Dans le second cas, une fin marquante tend à correspondre à un moment d’une extrême tension émotionnelle, lorsque l’auteur réussit à amener les spectateurs à revoir mentalement toute l’histoire. Dans un flash, le public découvre une vérité profonde qui était jusqu’alors dissimulée par la nature des personnages, du monde et des événements. Toute la réalité de l’histoire est brusquement reconfigurée. Cette découverte n’apporte pas seulement un nouveau flot d’information mais apporte également une profonde satisfaction émotionnelle. Un exemple récent : Gran Torino.
Quelle doit être la qualité première d’un auteur ?
Au-delà de l’imagination et de l’intuition, l’élément le plus important du talent est la persévérance : la volonté d’écrire et de réécrire dans l’optique de la perfection. Par conséquent, lorsqu’une idée se matérialise, l’auteur doit se demander : est-ce que cette idée est fascinante et riche en possibilités au point que j’y consacre des mois, voire peut être des années à la mettre en forme ? Est-ce que le concept est si excitant que je me lève tous les matins avec une rage d’écrire ? Est-ce que je suis prêt à sacrifier mes autres activités dans le but de perfectionner mon histoire ? Si la réponse est non, trouvez une autre idée. Le talent et le temps sont les seuls atouts d’un auteur. Pourquoi donner votre vie à une idée qui n’en vaut pas la peine ?
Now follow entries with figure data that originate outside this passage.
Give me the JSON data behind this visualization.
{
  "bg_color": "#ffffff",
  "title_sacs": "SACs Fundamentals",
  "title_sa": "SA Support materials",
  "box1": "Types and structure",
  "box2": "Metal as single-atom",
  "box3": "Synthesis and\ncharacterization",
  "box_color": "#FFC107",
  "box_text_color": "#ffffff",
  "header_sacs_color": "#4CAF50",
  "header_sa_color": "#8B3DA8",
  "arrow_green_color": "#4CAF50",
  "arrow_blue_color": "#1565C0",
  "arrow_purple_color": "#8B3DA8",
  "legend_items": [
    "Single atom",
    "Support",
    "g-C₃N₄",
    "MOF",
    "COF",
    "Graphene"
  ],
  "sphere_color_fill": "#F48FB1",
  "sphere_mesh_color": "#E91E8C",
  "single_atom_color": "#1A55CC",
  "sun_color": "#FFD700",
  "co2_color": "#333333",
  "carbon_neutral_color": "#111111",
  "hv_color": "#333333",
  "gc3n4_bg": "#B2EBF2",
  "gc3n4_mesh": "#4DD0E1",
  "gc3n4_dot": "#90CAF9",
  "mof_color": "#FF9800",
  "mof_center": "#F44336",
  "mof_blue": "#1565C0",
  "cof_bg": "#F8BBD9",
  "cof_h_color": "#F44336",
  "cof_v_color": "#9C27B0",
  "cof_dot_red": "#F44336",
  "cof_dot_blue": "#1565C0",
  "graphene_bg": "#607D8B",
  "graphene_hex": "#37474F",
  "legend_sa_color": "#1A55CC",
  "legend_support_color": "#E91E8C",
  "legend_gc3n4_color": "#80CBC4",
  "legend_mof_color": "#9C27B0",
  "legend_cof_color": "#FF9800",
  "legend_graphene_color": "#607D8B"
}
Quelles sont les faiblesses que vous rencontrez souvent dans un scénario ?
Il y en a trois qui me sautent à l’esprit.
Des scènes ternes. Parce que le conflit est faible, ou bien peut-être parce que le rythme des comportements a été peu étudié, la scène est plate. La situation du personnage en fin de scène est la même qu’au début. En court, rien ne se produit réellement, rien ne change.
Des présentations maladroites. Pour des raisons de commodités propres à l’auteur, les personnages se disent ce qu’ils savent déjà, afin que le public qui écoute d’une certaine manière aux portes, puisse réunir toute l’information. Ce faux comportement amène toute perte d’empathie.
Clichés. L’auteur recycle des situations et des personnages déjà vus un million de fois, croyant qu’en écrivant comme d’autres l’ont fait, il va également trouver le succès.